Will Retailers Use Tender Steering To Take Control Of Interchange?

A process called “tender steering” is new to most retailers. It means that a retailer can provide incentives to customers to use a particular type of card to pay. This method could give retailers the power to drive interchange rates down by driving customers to some types of cards and away from others.

You might think that after half a century of having little or no control over the fees they pay to accept card payments, retailers would be demanding that all mobile commerce products and NFC-enabled systems support tender steering. They are not. Retailer associations have been virtually silent on the topic, and there are no reports of major retailer pushing this service.

AN OLD PROBLEM.

Since the invention of the credit card, retailers have had little choice in the fees they pay to accept cards as a payment type. Retailers could negotiate with their providers (a.k.a acquirers or independent sales organizations) for volume discounts, switch to lower cost providers, or choose to accept some card brands like MasterCard or Visa, and exclude other brands. While these tactics and strategies have lowered fees for some retailers, the scenario has been generally unchanged for decades.

Tender steering will allow retailers to drive market conditions for payment products. If new mobile commerce products and services off competitive schemes and payment methods (like PayPal and ACH) to consumers at retail stores, the fees supported by both retail banks and MasterCard/Visa may be forced lower by retailers leveraging tender steering capabilities.

“MEET THE NEW BOSS. SAME AS THE OLD BOSS.”

If tender steering mechanisms are designed out of the mobile commerce systems currently under development, then retailers may not have the option to use this powerful system, and retailers may emerge – again – as subjects to the payments industry.

The recent announcements by the major payment corporations (MasterCard, Visa and others) will impact mobile commerce in United States are beginning to crystallize the strategies and revenue models of these companies. Unfortunately, retailers do not appear to be a voice in the development of the strategies and revenue models. As a result, tender steering mechanisms appear to be missing from most or all of the models currently under development by the MNO’s, banks and schemes.

In fact, all recent announcements seem to point to the development of the mobile commerce arena in the United States as a set of programs dictated to retailers, not designed by retailers. If you can prove me wrong, I want to hear from you.

The key to reducing costs for retailers using mobile payments is looking beyond interchange alone. Tender steering is probably the best opportunity for retailers to effect market rates for payments, which is the polar opposite of the present situation.

© 2011 by David W. Schropfer

David W. Schropfer is the author of The Smartphone Wallet – Understanding the Disruption Ahead, which is the first book about mobile commerce written for consumers and retailers. He is also a Partner with the consulting firm: The Luciano Group, where he heads the mobile payments / mobile commerce practice. Mr. Schropfer has pioneered new businesses with multiple firms from Fortune 100 conglomerates to startups.

Comments

  1. imo, there are plenty of ‘startups’ breaking with interchange tradition although they do face the extremely daunting challenge of acquiring millions of merchants on their new paradigm, so you may not hear about them often (and certainly dont see people or merchants using them). maybe PayPal + Fig could be successful; or ProPay + Zumogo, where the new tech has a distribution partner to back it up and acquire merchants.
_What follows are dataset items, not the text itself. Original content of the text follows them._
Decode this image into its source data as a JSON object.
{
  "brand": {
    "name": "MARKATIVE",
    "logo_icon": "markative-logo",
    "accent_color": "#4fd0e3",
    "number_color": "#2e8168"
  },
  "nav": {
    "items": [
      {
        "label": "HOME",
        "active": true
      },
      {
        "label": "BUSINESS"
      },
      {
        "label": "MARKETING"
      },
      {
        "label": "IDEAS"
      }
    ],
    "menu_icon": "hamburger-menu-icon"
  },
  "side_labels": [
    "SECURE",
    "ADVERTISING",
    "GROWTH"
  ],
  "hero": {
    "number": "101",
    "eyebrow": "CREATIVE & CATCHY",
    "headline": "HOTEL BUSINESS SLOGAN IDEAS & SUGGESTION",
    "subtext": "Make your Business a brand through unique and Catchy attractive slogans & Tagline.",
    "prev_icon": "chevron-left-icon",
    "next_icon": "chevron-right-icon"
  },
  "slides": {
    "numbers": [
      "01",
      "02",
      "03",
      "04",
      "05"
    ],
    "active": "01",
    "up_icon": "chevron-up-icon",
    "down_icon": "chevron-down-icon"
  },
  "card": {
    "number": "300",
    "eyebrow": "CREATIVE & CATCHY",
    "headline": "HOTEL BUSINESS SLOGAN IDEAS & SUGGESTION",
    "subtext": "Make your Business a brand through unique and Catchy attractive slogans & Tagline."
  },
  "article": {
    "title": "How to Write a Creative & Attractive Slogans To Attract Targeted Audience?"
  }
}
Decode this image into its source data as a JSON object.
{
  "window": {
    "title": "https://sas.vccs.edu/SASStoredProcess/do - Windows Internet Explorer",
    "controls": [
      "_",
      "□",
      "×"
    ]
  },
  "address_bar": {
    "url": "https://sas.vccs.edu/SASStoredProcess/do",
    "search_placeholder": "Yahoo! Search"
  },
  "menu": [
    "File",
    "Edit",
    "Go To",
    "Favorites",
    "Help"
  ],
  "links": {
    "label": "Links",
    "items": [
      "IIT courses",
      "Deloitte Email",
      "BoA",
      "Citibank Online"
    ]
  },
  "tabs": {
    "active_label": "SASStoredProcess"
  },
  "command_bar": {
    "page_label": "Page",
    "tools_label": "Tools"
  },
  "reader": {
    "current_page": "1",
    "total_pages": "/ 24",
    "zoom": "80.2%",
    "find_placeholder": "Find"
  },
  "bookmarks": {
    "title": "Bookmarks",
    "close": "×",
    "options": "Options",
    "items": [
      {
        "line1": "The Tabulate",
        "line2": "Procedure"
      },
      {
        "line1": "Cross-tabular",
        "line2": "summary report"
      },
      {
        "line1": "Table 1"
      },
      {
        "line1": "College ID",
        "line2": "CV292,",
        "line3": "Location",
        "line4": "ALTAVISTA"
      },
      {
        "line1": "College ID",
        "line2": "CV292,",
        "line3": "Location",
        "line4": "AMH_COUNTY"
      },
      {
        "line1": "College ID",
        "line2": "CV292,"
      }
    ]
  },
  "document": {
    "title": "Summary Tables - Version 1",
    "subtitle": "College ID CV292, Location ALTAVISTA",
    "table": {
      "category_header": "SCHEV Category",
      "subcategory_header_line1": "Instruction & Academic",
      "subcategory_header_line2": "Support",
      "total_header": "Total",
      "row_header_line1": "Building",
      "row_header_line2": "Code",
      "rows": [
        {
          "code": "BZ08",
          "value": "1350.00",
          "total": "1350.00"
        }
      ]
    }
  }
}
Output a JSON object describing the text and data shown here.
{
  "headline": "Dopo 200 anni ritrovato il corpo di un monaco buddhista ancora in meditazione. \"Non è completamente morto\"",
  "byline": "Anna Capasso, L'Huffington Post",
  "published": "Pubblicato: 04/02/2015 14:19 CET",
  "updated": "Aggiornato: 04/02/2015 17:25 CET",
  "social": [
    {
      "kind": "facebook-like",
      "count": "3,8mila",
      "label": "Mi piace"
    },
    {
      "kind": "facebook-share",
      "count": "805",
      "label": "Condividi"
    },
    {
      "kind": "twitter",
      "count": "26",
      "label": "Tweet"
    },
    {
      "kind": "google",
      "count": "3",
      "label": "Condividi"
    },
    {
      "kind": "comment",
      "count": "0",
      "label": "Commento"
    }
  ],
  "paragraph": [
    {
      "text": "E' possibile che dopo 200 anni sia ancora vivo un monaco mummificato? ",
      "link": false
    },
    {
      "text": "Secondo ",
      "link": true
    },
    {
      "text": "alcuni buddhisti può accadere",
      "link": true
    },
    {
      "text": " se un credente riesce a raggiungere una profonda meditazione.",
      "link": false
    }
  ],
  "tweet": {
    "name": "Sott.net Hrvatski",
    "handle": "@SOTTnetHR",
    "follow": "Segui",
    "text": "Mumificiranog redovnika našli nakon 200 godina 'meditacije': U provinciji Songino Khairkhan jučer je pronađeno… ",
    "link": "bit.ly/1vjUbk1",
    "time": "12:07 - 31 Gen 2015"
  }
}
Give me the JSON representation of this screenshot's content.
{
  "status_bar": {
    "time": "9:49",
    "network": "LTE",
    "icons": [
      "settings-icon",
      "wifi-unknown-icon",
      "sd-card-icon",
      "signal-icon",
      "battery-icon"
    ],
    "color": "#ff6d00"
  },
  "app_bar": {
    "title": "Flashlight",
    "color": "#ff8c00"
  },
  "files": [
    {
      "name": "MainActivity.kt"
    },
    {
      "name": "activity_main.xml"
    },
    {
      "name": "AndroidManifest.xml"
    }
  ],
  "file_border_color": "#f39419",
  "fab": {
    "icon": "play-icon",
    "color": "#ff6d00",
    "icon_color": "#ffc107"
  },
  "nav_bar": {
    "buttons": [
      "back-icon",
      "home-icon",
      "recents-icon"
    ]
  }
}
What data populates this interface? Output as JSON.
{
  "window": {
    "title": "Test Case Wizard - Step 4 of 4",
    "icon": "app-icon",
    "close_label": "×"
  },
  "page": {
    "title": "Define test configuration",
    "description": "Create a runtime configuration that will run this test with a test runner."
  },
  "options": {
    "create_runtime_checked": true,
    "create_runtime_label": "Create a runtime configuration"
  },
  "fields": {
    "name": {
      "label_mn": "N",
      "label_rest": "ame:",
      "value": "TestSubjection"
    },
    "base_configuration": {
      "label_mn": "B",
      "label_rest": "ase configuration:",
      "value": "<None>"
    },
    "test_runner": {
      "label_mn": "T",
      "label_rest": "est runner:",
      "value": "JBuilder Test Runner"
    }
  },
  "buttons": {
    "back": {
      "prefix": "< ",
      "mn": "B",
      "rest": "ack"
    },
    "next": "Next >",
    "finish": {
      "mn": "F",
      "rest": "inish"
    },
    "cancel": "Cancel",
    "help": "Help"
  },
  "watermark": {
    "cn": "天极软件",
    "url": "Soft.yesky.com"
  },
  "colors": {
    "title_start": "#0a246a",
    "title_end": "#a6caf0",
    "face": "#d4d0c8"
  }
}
    also, merchants have had the ability to ‘steer’ consumers to cash (not uncommon) and from signature to PIN (extremely rare) to save on interchange…but, alas, the front-line is typically a clerk working for a low wage and not highly motivated to save her employer a few cents….or, its an owner of a small business not inclined to inconvenience one of her few customers.

    • The article refers to a service that is not yet available–and hypothetically may never be available–to merchants. the service would allow systematic or automatic incentives to be pushed to the consumer without the clerk or small business owner getting involved. For example, a POS could be programmed to give a 1.5% discount to anyone who chooses to use PayPal as a payment type, and a 0% discount for every other payment type. See image for an illustration.

  2. mCommerce is not an in-store phenomenon, it is an out of store phenom. So I can’t see how this is applicable. mCommerce is merely channel replication of what is happening online.

    The new Bricks&Mobile philosophy demands that new payment mechanisms will need to be invented for the consumer to be able to use the phone as the payment mechanism in the store. Like NFC for instance or the technology that Aislebuyer are building. Either way, these are going to take a while to get to scale.

    • I agree, mCommerce is not an in-store phenomenon… yet. and, I agree that the scale up will take time. the point is that tender steering features may or may not be built into the systems that will be available to retailers in the next few years, and if that happens it could significantly delay this opportunity for retailers.